GreenPlum DBA | Facts About Greenplum DBA
Last updated on Wed 18 Mar 2020
Greenplum DBA builds on foundations of open source DB postgreSQL. It is partitioned across multiple segment servers and each segment owns and manages distinct portion of overall data.
Greenplum DBA builds on the foundations of open source database postgreSQL. It primarily functions as a dataware house and makes use of a massively parallel architecture. Greenplum DB is partitioned across multiple segment servers and each segment owns and manages a distinct portion of the overall data.
Some Of The Interesting Facts About Green Plum DBA:
- Greenplum DB is an array of individual databases based upon PostgreSQL 8.2 working together to present a single database image.
- Greenplum DB stores and processes a large amount of data by distributing the data and processing workload across several servers.
- Greenplum DBA is the database to which clients can connect and submit the SQL statements.
- User-defined tables and their indexes are distributed across the available segments in the Greenplum Database system.
The Greenplum DBA master is the entry step to the Greenplum Database system.

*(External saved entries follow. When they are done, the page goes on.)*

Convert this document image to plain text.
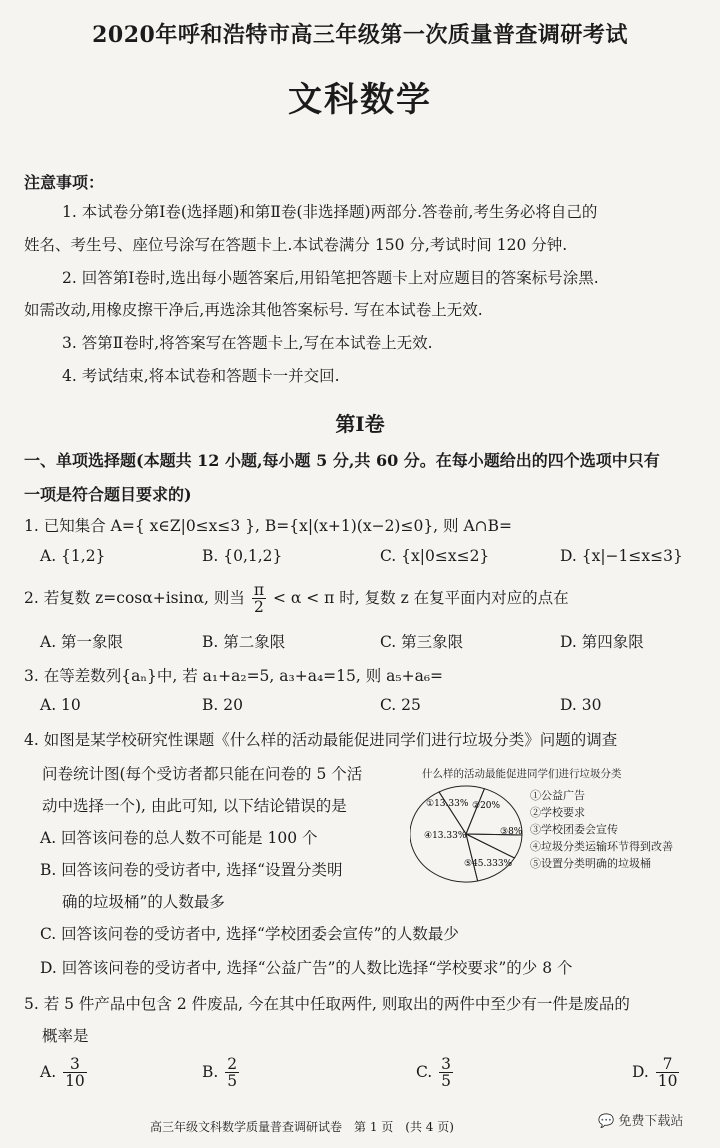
2020年呼和浩特市高三年级第一次质量普查调研考试
文科数学
注意事项：
1. 本试卷分第Ⅰ卷(选择题)和第Ⅱ卷(非选择题)两部分.答卷前,考生务必将自己的
姓名、考生号、座位号涂写在答题卡上.本试卷满分 150 分,考试时间 120 分钟.
2. 回答第Ⅰ卷时,选出每小题答案后,用铅笔把答题卡上对应题目的答案标号涂黑.
如需改动,用橡皮擦干净后,再选涂其他答案标号. 写在本试卷上无效.
3. 答第Ⅱ卷时,将答案写在答题卡上,写在本试卷上无效.
4. 考试结束,将本试卷和答题卡一并交回.
第Ⅰ卷
一、单项选择题(本题共 12 小题,每小题 5 分,共 60 分。在每小题给出的四个选项中只有
一项是符合题目要求的)
1. 已知集合 A={ x∈Z|0≤x≤3 }, B={x|(x+1)(x−2)≤0}, 则 A∩B=
A. {1,2}	B. {0,1,2}	C. {x|0≤x≤2}	D. {x|−1≤x≤3}
2. 若复数 z=cosα+isinα, 则当 $\frac{\pi}{2} < \alpha < \pi$ 时, 复数 z 在复平面内对应的点在
A. 第一象限	B. 第二象限	C. 第三象限	D. 第四象限
3. 在等差数列{aₙ}中, 若 a₁+a₂=5, a₃+a₄=15, 则 a₅+a₆=
A. 10	B. 20	C. 25	D. 30
4. 如图是某学校研究性课题《什么样的活动最能促进同学们进行垃圾分类》问题的调查
问卷统计图(每个受访者都只能在问卷的 5 个活
动中选择一个), 由此可知, 以下结论错误的是
A. 回答该问卷的总人数不可能是 100 个
B. 回答该问卷的受访者中, 选择“设置分类明
确的垃圾桶”的人数最多
C. 回答该问卷的受访者中, 选择“学校团委会宣传”的人数最少
D. 回答该问卷的受访者中, 选择“公益广告”的人数比选择“学校要求”的少 8 个
什么样的活动最能促进同学们进行垃圾分类
①13.33% ②20%
③8%
④13.33%
⑤45.333%
①公益广告
②学校要求
③学校团委会宣传
④垃圾分类运输环节得到改善
⑤设置分类明确的垃圾桶
5. 若 5 件产品中包含 2 件废品, 今在其中任取两件, 则取出的两件中至少有一件是废品的
概率是
A. $\frac{3}{10}$	B. $\frac{2}{5}$	C. $\frac{3}{5}$	D. $\frac{7}{10}$
高三年级文科数学质量普查调研试卷　第 1 页　(共 4 页)	💬 免费下载站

It accepts client connections and SQL queries and distributes the work to the segment instances.
Greenplum Database end-users interact with Greenplum DB (through the master) as they would with a typical PostgreSQL database. They connect to the database using client programs such as psql or APIs (JDBC or ODBC). The Greenplum DBA master is where the global system catalog resides. The global system catalog is the set of system tables that contain metadata about the Greenplum DB system itself. The master does not contain any user data; data resides only on the segments.
The Master Authenticates the
- client connections
- processes incoming SQL commands
- distributes workloads among segments
- coordinates the results returned by each segment and
- presents the final results to the client program
Greenplum DBA segments are independent PostgreSQL databases that each store a portion of the data and perform the Query Processing.
When a user connects to the database via the Greenplum master and serves a query, processes are created in each segment database for handling the work of that Query.
Segments that runs on servers are called segment hosts. A segment host executes from two - eight Greenplum segments, depending upon the CPU cores, RAM, storage, network interfaces, and workloads. The key point for obtaining the best performance from Greenplum DB is to distribute data and workloads evenly across a large number of capable segments. So that all segments can begin to work on a task simultaneously and complete their work at the same time.
The interconnect is the networking layer of the Greenplum DBA. It refers to the inter-process communication between the segments and the network infrastructure on which this communication relies. The Greenplum interconnect uses a standard 10-Gigabit Ethernet switching fabric. The interconnect uses User Datagram Protocol to send messages over the network.
Pivotal Query Optimizer:
The Pivotal Query Optimizer extends the planning and optimization capabilities of the Greenplum DB legacy optimizer. The PQO is extensible and achieves better optimization in multi-core architecture environments. When it is enabled, Greenplum DB uses the PQO to generate an execution plan for a query when possible. It also enhances Greenplum Database query performance tuning in the following areas:
- Queries against partitioned tables
- Queries that contain a common table expression (CTE)
- Queries that contain subqueries
Greenplum DBA Tools:
Aqua Data Studio is one of the tools that offers a suite of Greenplum DBA for the monitoring, maintaining and tuning the Greenplum server. It mainly includes the
- Instance Manager
- Storage Manager
- Security Manager and
- Session Manager
These managers allow the monitoring and maintenance of the Tablespaces, DB Objects, Sessions, Users, and Permissions via GUI.